Of course, we are well aware that proposing such a framework as a good practice is not enough to induce trust in AI artefacts, this would require much stronger enforcement. For instance, one of the possible solutions would be to create a sort of repository where AI artefacts (or more generally ISs) would be listed with explicit declarations concerning all the elements included in the teleosemantic framework. This would bring with it the necessity of serious consideration about the policies for AI, which should be represented in greater detail w.r.t. what is happening now. In a sense, what we are encouraging with this paper is a way of handling the dangers of AI, in line with what happened in the 90s in the food industry, when it became recommended and then compulsory to label products with important information, like ingredients, additives, calories, etc. Then, there should be an international authority monitoring whether what is declared in the repository is actually the case, etc. The AI-Act already mentions a ‘public EU-wide database for registering stand-alone high-risk AI applications’; one could think about structuring such a database according to the teleosemantic approach and extend its use to all AI applications, also because sometimes dangers emerge when artefacts are used in ways that were not foreseen by designers. All this is evidently challenging, but it is also a matter that concerns politics and law, as well as research. In this paper, we provide a first step toward a direction that we deem more in line with the European Guidelines for a Trustworthy AI and the AI-Act.Footnote 33

To go back to the research, we conclude by saying that the next steps to be considered are a refinement and an extension of our framework.
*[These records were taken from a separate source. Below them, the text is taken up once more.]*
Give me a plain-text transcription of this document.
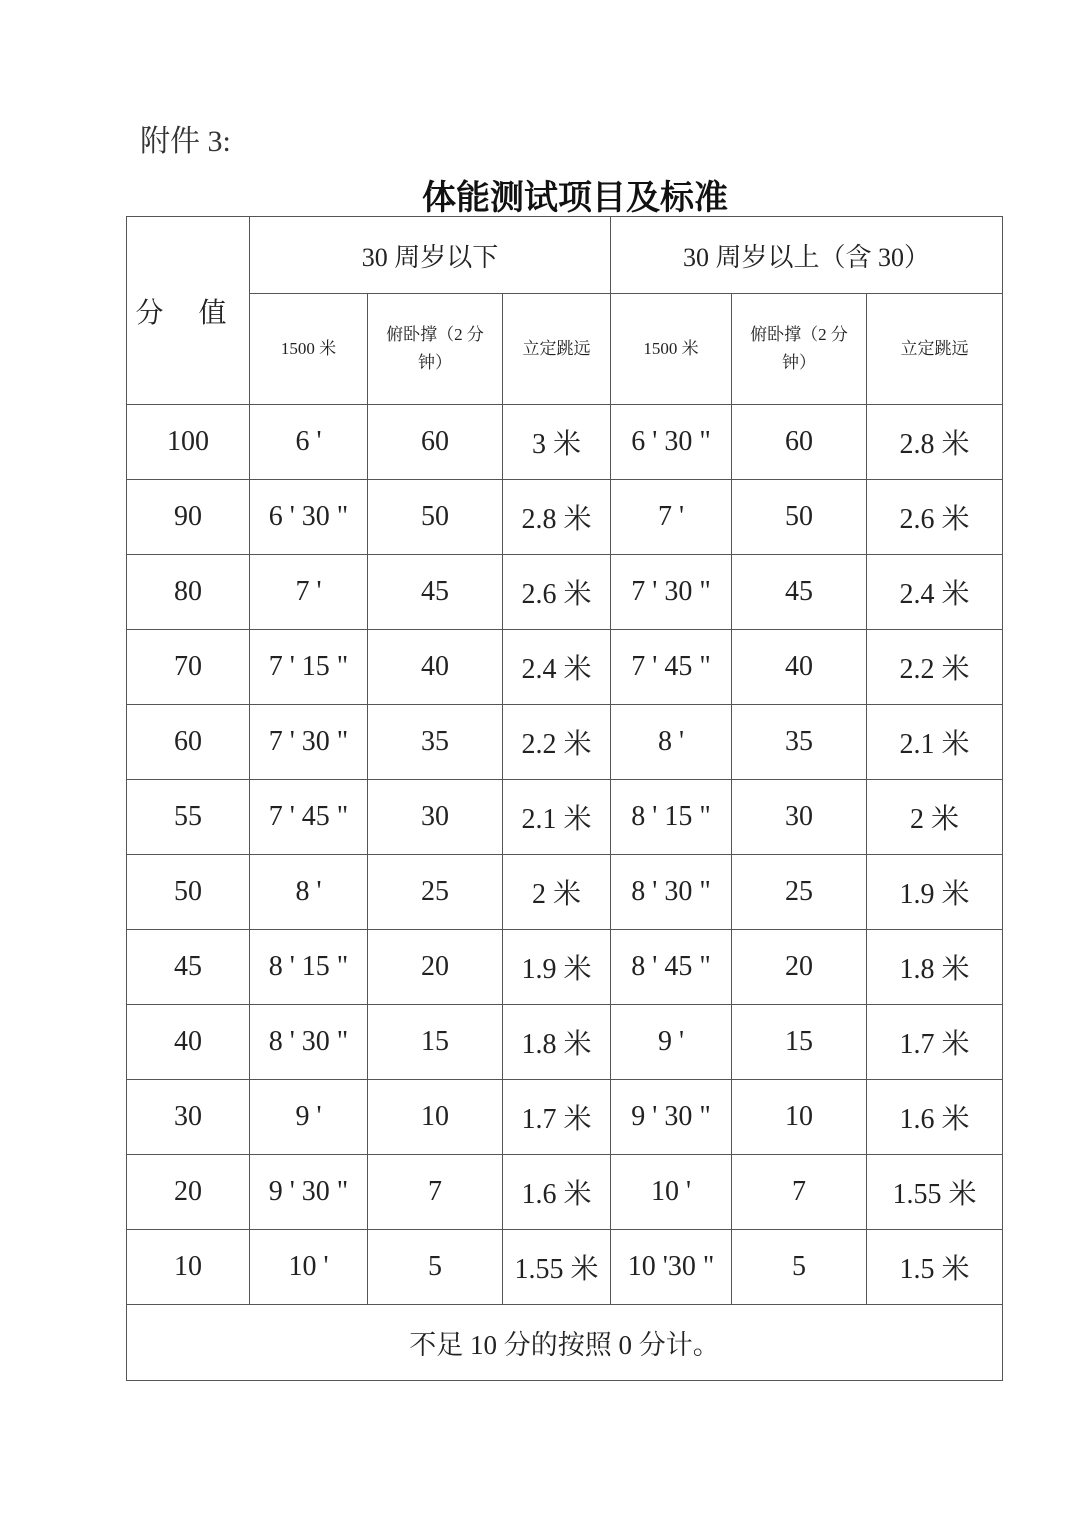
附件 3:
体能测试项目及标准
分 值	30 周岁以下			30 周岁以上（含 30）		
	1500 米	俯卧撑（2 分钟）	立定跳远	1500 米	俯卧撑（2 分钟）	立定跳远
100	6 '	60	3 米	6 ' 30 "	60	2.8 米
90	6 ' 30 "	50	2.8 米	7 '	50	2.6 米
80	7 '	45	2.6 米	7 ' 30 "	45	2.4 米
70	7 ' 15 "	40	2.4 米	7 ' 45 "	40	2.2 米
60	7 ' 30 "	35	2.2 米	8 '	35	2.1 米
55	7 ' 45 "	30	2.1 米	8 ' 15 "	30	2 米
50	8 '	25	2 米	8 ' 30 "	25	1.9 米
45	8 ' 15 "	20	1.9 米	8 ' 45 "	20	1.8 米
40	8 ' 30 "	15	1.8 米	9 '	15	1.7 米
30	9 '	10	1.7 米	9 ' 30 "	10	1.6 米
20	9 ' 30 "	7	1.6 米	10 '	7	1.55 米
10	10 '	5	1.55 米	10 '30 "	5	1.5 米
不足 10 分的按照 0 分计。						
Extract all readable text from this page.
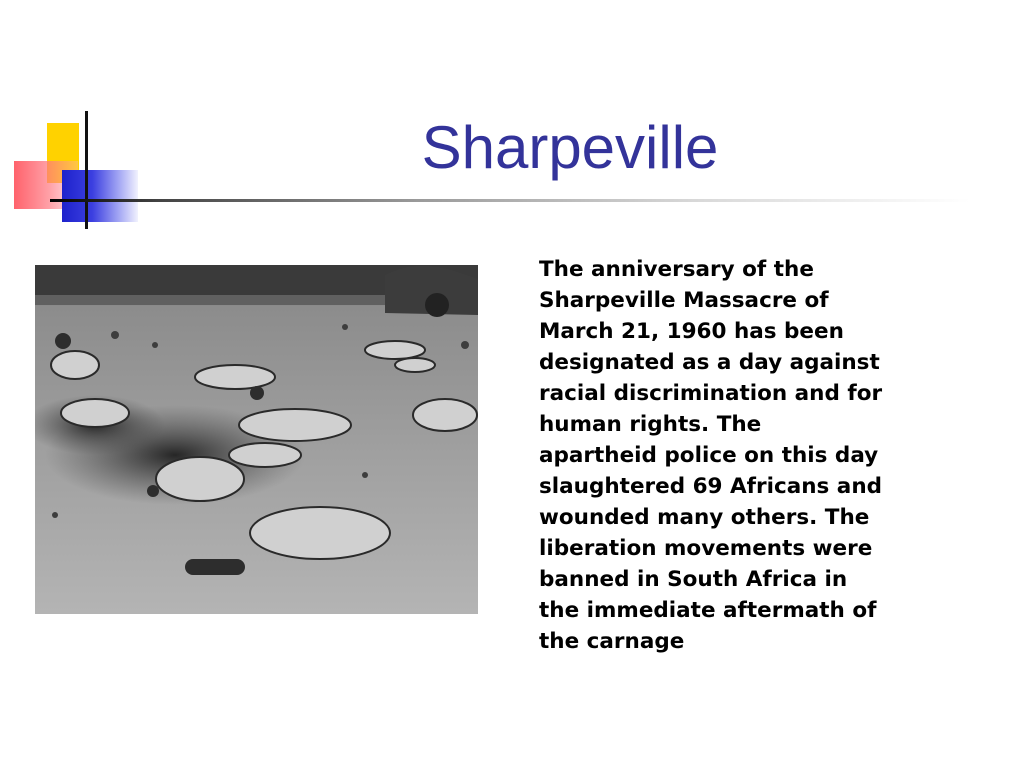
Sharpeville

The anniversary of the
Sharpeville Massacre of
March 21, 1960 has been
designated as a day against
racial discrimination and for
human rights. The
apartheid police on this day
slaughtered 69 Africans and
wounded many others. The
liberation movements were
banned in South Africa in
the immediate aftermath of
the carnage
The refinement concerns the evaluation strategy, which has been provided in this paper, but still needs to be practically tested and different open issues require to be addressed and extended considering practical outcomes from related research, such as the one in GORE. At the current stage, for instance, in the evaluation, we directly count functions, but functions can play a more or less prominent role in the overall functioning of an AI artefact, so further parameters with weights, ranking, or probabilities are likely needed for building mathematically more elaborate models.

A final issue left for future work is the inclusion in the model of collective agents, both in the role of the producer and of the consumer. It is not by summing up the designed and used functions that we can single out the success condition of an artefact in a collective scenario, as, for instance, different users may want to use or not use additional functions. Maybe other negotiation mechanisms, “internal” to the collectives of producers and consumers need to be established, but this is undoubtedly an issue that deserves more investigation in the near future.